Abstract
Unpredictable drug-induced liver injury (DILI) is currently the major cause for discontinuations of new candidates in development or for withdrawals of drugs from the market, but it is difficult to predict DILI risk in humans based on preclinical safety evaluations using conventional experimental animals. On the basis of the accumulating recent knowledge of immune systems in hepatic pathology, immune-mediated DILI is recognized to cause an imbalance of differentiated T cells. Recently, we reported the relationship between expression changes of Th cell differentiation- and inflammation-related factors in our established mouse DILI models of halothane, phenytoin, dicloxacillin, diclofenac, carbamazepine, flutamide, and methimazole.

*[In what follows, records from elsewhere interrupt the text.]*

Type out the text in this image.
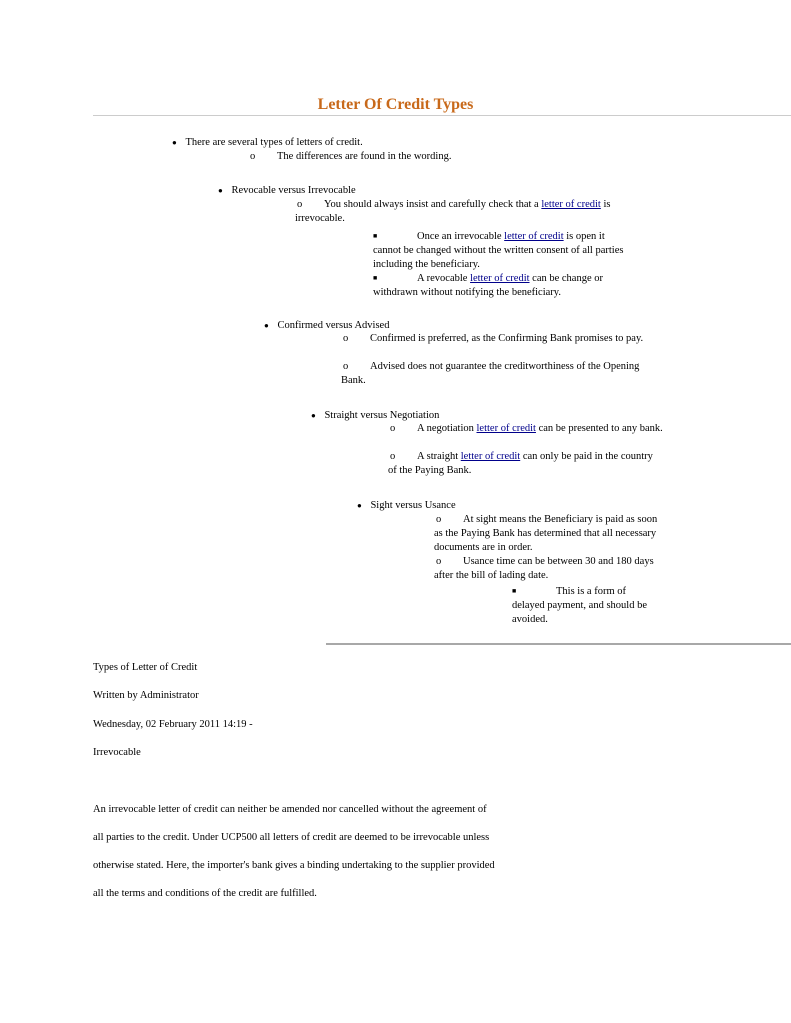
Letter Of Credit Types
● There are several types of letters of credit.
o The differences are found in the wording.
● Revocable versus Irrevocable
o You should always insist and carefully check that a letter of credit is irrevocable.
■	Once an irrevocable letter of credit is open it cannot be changed without the written consent of all parties including the beneficiary.
■	A revocable letter of credit can be change or withdrawn without notifying the beneficiary.
● Confirmed versus Advised
o Confirmed is preferred, as the Confirming Bank promises to pay.
o Advised does not guarantee the creditworthiness of the Opening Bank.
● Straight versus Negotiation
o A negotiation letter of credit can be presented to any bank.
o A straight letter of credit can only be paid in the country of the Paying Bank.
● Sight versus Usance
o At sight means the Beneficiary is paid as soon as the Paying Bank has determined that all necessary documents are in order.
o Usance time can be between 30 and 180 days after the bill of lading date.
■	This is a form of delayed payment, and should be avoided.
Types of Letter of Credit
Written by Administrator
Wednesday, 02 February 2011 14:19 -
Irrevocable
An irrevocable letter of credit can neither be amended nor cancelled without the agreement of
all parties to the credit. Under UCP500 all letters of credit are deemed to be irrevocable unless
otherwise stated. Here, the importer's bank gives a binding undertaking to the supplier provided
all the terms and conditions of the credit are fulfilled.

Little is known about the role of individual miRNA and its target involved in immune- and inflammation-related response in DILI. Th17-type immune responses had been reported in halothane (HAL)-induced liver injury in mice. Although the peak of ALT level is shown 24 h after the HAL administration, the miRNA gene down regulation that occurred 1 h after HAL administration was primarily related to inflammation- and immune-related DILI. Up-regulation of STAT3 by miR-106b was critical for the pathogenesis of HAL-induced liver injury. The similar miRNA story was demonstrated in Th2-type immune response using a methimazole (MTZ)-induced liver injury mouse model. Negative regulations of the expression of SRY-related HMG-box 4 (SOX4) by miR-29b-1-5p and that of lymphoid enhancer factor-1 (LEF1) by miR-449a-5p were suggested to play an important role for development of Th2 bias in the early phase of MTZ-induced liver injury. Key immune-related regulatory events occur during the early phase of toxicity. MiRNA involved in regulatory mechanisms of toxicological signal cascades and could be predictive biomarkers in the early phase of DILI.